A new study looks at the ‘zone of uncertainty’ or ‘zona incerta’ inside the brain: we don’t know much about it, but we do know that it seems to handle memory formation in concert with the largest part of the neocortex. Cerebral cortex.
In learning tests in mice, researchers analyzed how the connections between the zona incerta and the neocortex operate, paying particular attention to synapses (connections between neurons) and inhibition (reconnection of neuron activity).
“The results were surprising,” says neuroscientist Anna Schröder of the University of Freiburg in Germany. “While half of the synapses developed strong positive responses during learning, the other half did just the opposite.”
“In fact, what we saw was a complete redistribution of inhibition within the system due to learning in this way.”
When the brain forms memories, it combines ‘bottom-up’ signals from the environment and ‘top-down’ signals that it generates itself; These top-down signals can be influenced by our current goals or past experiences, for example.

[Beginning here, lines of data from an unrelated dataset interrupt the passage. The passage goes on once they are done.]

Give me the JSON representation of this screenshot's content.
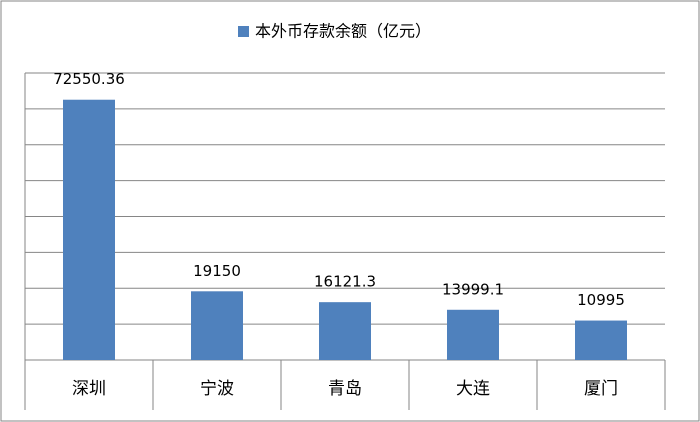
{
  "chart_data": {
    "type": "bar",
    "series": [
      {
        "name": "本外币存款余额（亿元）",
        "color": "#4f81bd",
        "values": [
          72550.36,
          19150,
          16121.3,
          13999.1,
          10995
        ]
      }
    ],
    "categories": [
      "深圳",
      "宁波",
      "青岛",
      "大连",
      "厦门"
    ],
    "ylim": [
      0,
      80000
    ],
    "yticks": [
      0,
      10000,
      20000,
      30000,
      40000,
      50000,
      60000,
      70000,
      80000
    ],
    "grid": true,
    "legend": "top"
  }
}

The zona incerta carries a less common type of top-down signaling called the long-range inhibitory pathway. Top-down signals typically light up or stimulate neural pathways, while these types are inhibitory, essentially suppressing and blocking these pathways.
Differentiating the strength of synapses and chains of neurons in the brain is essential for making memories, helping the brain to assign value to what is happening to us: everything that happens to us happens somewhere on the memory level.
These tests show that the zona incerta encodes past experiences in a unique bidirectional manner that was not seen before. Additional tests where zona incerta pathways were blocked resulted in learning impairments in rats.
“This connection indicates that activation of the zona incerta results in net stimulation of neocortical circuits,” says Schroeder.
“However, combining this with the redistribution of inhibition that we see with learning suggests that this pathway may have richer computational consequences for neocortical processing.”
This is all relatively high-level neuroscience, but the conclusion is that we now know more about how a mysterious brain region influences memory and learning—and it does so in strange and unexpected ways that are of particular interest to scientists.
As more studies investigate the role of the zona incerta, we are beginning to understand just how much influence it has: it is now linked to sleeping and feeding and pain and anxiety.
Furthermore, this region is routinely targeted in the treatment of Parkinson’s disease, although scientists are still not sure why it helps with symptoms. Future research like this will help solve that mystery and many others.
“Ultimately, this study will inspire other researchers to continue exploring the role of long-range inhibition in the regulation of neocortical function, both from the zona incerta and from additional, as yet unidentified sources,” says neuroscientist Johannes Letzkus. University of Freiburg.
Research has been published in neuron.